Ve bunlar tam da Kürtler başta olmak üzere coğrafyanın tüm halkları açısından çok önemli bir tarihsel süreçten geçilirken yaşanmaktadır. Böylesi önemli bir süreçte ezilenlere bir kez daha toplumsal özgürlük yerine bireysel kurtuluş dayatılmaktadır.
Bununla beraber, hedefi aynı olsa da, yani bizzat varlığımıza yönelmiş olsa da, bu saldırıyı, Diyarbakır Zindanı’ndaki ve benzeri sayısız örnek ve dönemde olduğu gibi açık ve çıplak şiddet içermediğinden, belki de yeterince fark edemiyoruz, yeterince önemsemiyoruz, gerekli tepkileri göstermiyor ve önemleri alamıyoruz.

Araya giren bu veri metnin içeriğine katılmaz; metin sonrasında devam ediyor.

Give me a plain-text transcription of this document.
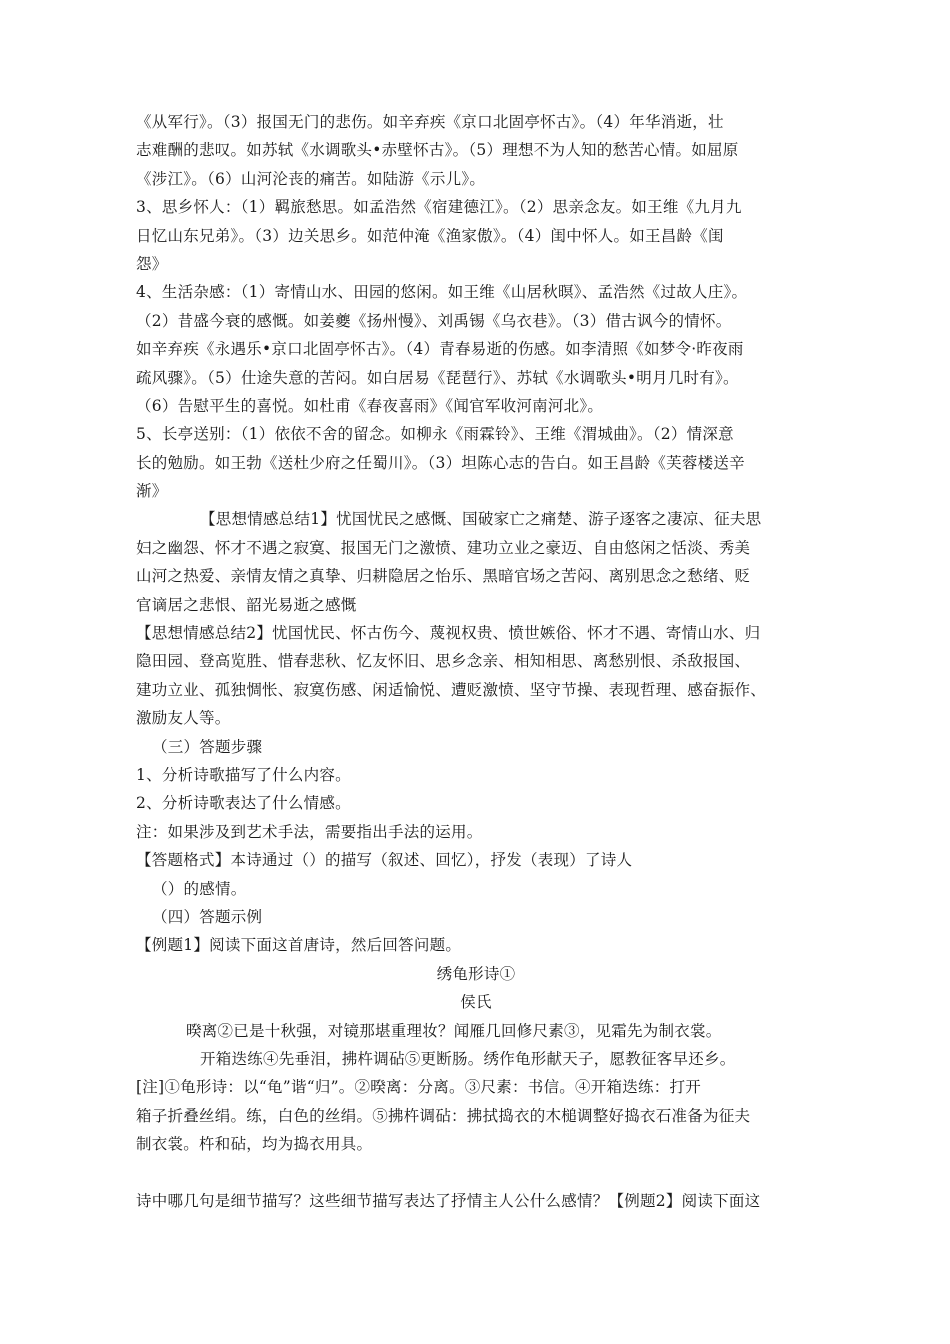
《从军行》。（3）报国无门的悲伤。如辛弃疾《京口北固亭怀古》。（4）年华消逝，壮
志难酬的悲叹。如苏轼《水调歌头•赤壁怀古》。（5）理想不为人知的愁苦心情。如屈原
《涉江》。（6）山河沦丧的痛苦。如陆游《示儿》。
3、思乡怀人：（1）羁旅愁思。如孟浩然《宿建德江》。（2）思亲念友。如王维《九月九
日忆山东兄弟》。（3）边关思乡。如范仲淹《渔家傲》。（4）闺中怀人。如王昌龄《闺
怨》
4、生活杂感：（1）寄情山水、田园的悠闲。如王维《山居秋暝》、孟浩然《过故人庄》。
（2）昔盛今衰的感慨。如姜夔《扬州慢》、刘禹锡《乌衣巷》。（3）借古讽今的情怀。
如辛弃疾《永遇乐•京口北固亭怀古》。（4）青春易逝的伤感。如李清照《如梦令·昨夜雨
疏风骤》。（5）仕途失意的苦闷。如白居易《琵琶行》、苏轼《水调歌头•明月几时有》。
（6）告慰平生的喜悦。如杜甫《春夜喜雨》《闻官军收河南河北》。
5、长亭送别：（1）依依不舍的留念。如柳永《雨霖铃》、王维《渭城曲》。（2）情深意
长的勉励。如王勃《送杜少府之任蜀川》。（3）坦陈心志的告白。如王昌龄《芙蓉楼送辛
渐》
【思想情感总结1】忧国忧民之感慨、国破家亡之痛楚、游子逐客之凄凉、征夫思
妇之幽怨、怀才不遇之寂寞、报国无门之激愤、建功立业之豪迈、自由悠闲之恬淡、秀美
山河之热爱、亲情友情之真挚、归耕隐居之怡乐、黑暗官场之苦闷、离别思念之愁绪、贬
官谪居之悲恨、韶光易逝之感慨
【思想情感总结2】忧国忧民、怀古伤今、蔑视权贵、愤世嫉俗、怀才不遇、寄情山水、归
隐田园、登高览胜、惜春悲秋、忆友怀旧、思乡念亲、相知相思、离愁别恨、杀敌报国、
建功立业、孤独惆怅、寂寞伤感、闲适愉悦、遭贬激愤、坚守节操、表现哲理、感奋振作、
激励友人等。
（三）答题步骤
1、分析诗歌描写了什么内容。
2、分析诗歌表达了什么情感。
注：如果涉及到艺术手法，需要指出手法的运用。
【答题格式】本诗通过（）的描写（叙述、回忆），抒发（表现）了诗人
（）的感情。
（四）答题示例
【例题1】阅读下面这首唐诗，然后回答问题。
绣龟形诗①
侯氏
暌离②已是十秋强，对镜那堪重理妆？闻雁几回修尺素③，见霜先为制衣裳。
开箱迭练④先垂泪，拂杵调砧⑤更断肠。绣作龟形献天子，愿教征客早还乡。
[注]①龟形诗：以“龟”谐“归”。②暌离：分离。③尺素：书信。④开箱迭练：打开
箱子折叠丝绢。练，白色的丝绢。⑤拂杵调砧：拂拭捣衣的木槌调整好捣衣石准备为征夫
制衣裳。杵和砧，均为捣衣用具。
诗中哪几句是细节描写？这些细节描写表达了抒情主人公什么感情？【例题2】阅读下面这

Abdullah Öcalan, gençlerin Avrupa’ya gitmesine dönük eleştiriler getirip “Avrupa’dansa burayı, yani İmralı’yı tercih ederim. Çok açık söylüyorum; kendi topraklarına, kendi kültürlerine karşı borçlarını ödemeliler. Ben onları buna teşvik ediyorum” çıkışını yapması, tam bu bireysel kurtuluş dayatmasına bir tepki ve tüm demokratik siyaset alanına bu ahlaki gerilemeye karşı gerekli önlemleri alma çağrısıdır.
Evet, kim olursak olalım, hepimiz bu topraklara, bizi biz yapan değerlere borçluyuz.

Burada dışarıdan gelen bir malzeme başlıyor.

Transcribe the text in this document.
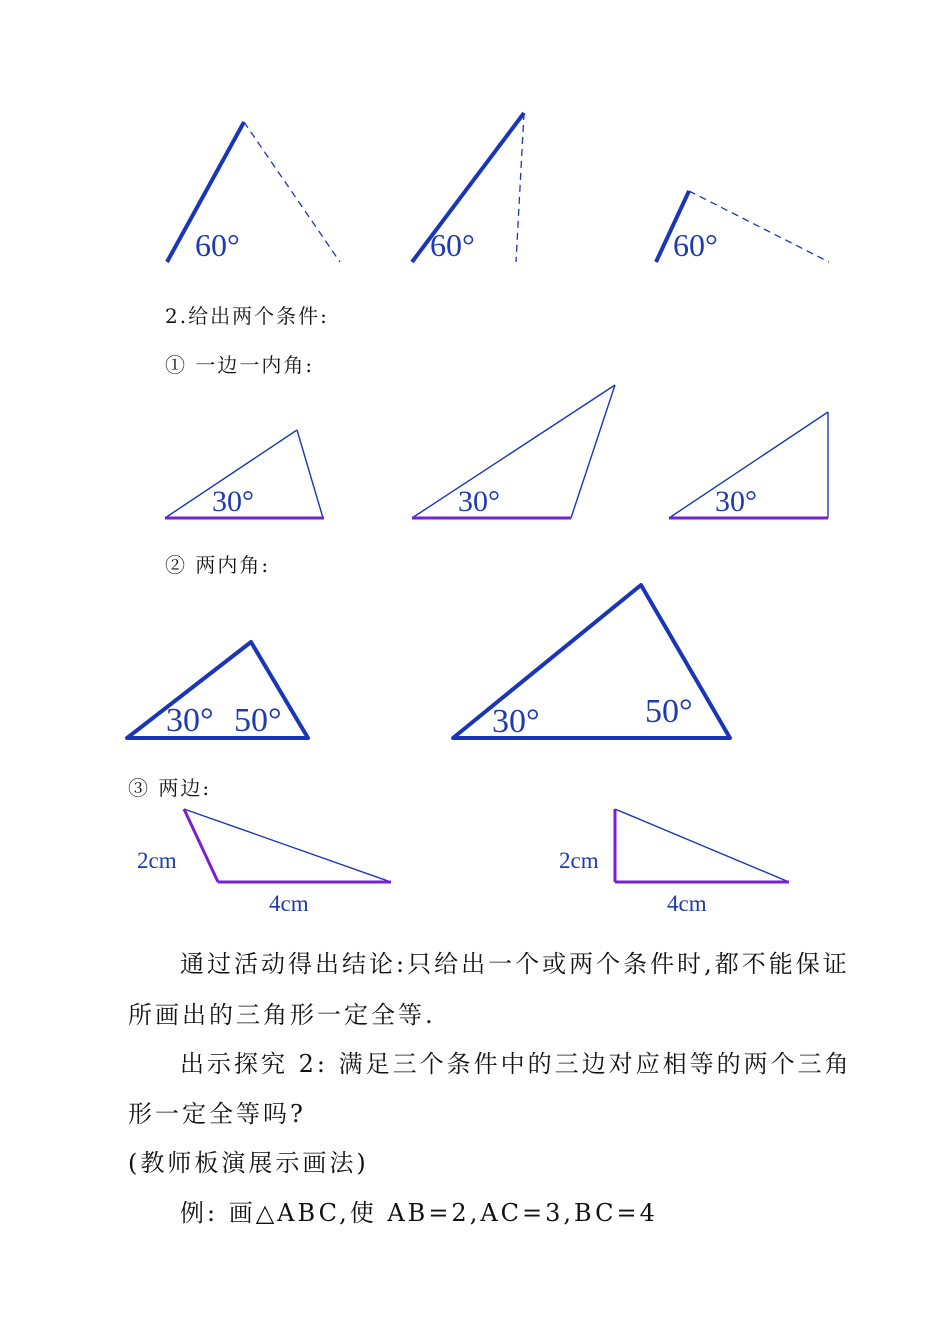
60°	60°	60°
30°	30°	30°
30° 50°	30°	50°
2cm
4cm
2cm
4cm
2.给出两个条件:
① 一边一内角:
② 两内角:
③ 两边:
通过活动得出结论:只给出一个或两个条件时,都不能保证
所画出的三角形一定全等.
出示探究 2: 满足三个条件中的三边对应相等的两个三角
形一定全等吗?
(教师板演展示画法)
例: 画△ABC,使 AB=2,AC=3,BC=4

Bundan dolayı da, Abdullah Öcalan’ın bu çağrısı, eğer gerçekten bu borcumuzu ödemek istiyorsak ve aynı şekilde başka bir dünyanın mümkün olduğuna inanıyorsak ve bunu uzak bir gelecekte değil, bugün ve burada kurabileceğimizi düşünüyorsak, bu hepimiz için ertelenemez acillikte bir görevdir.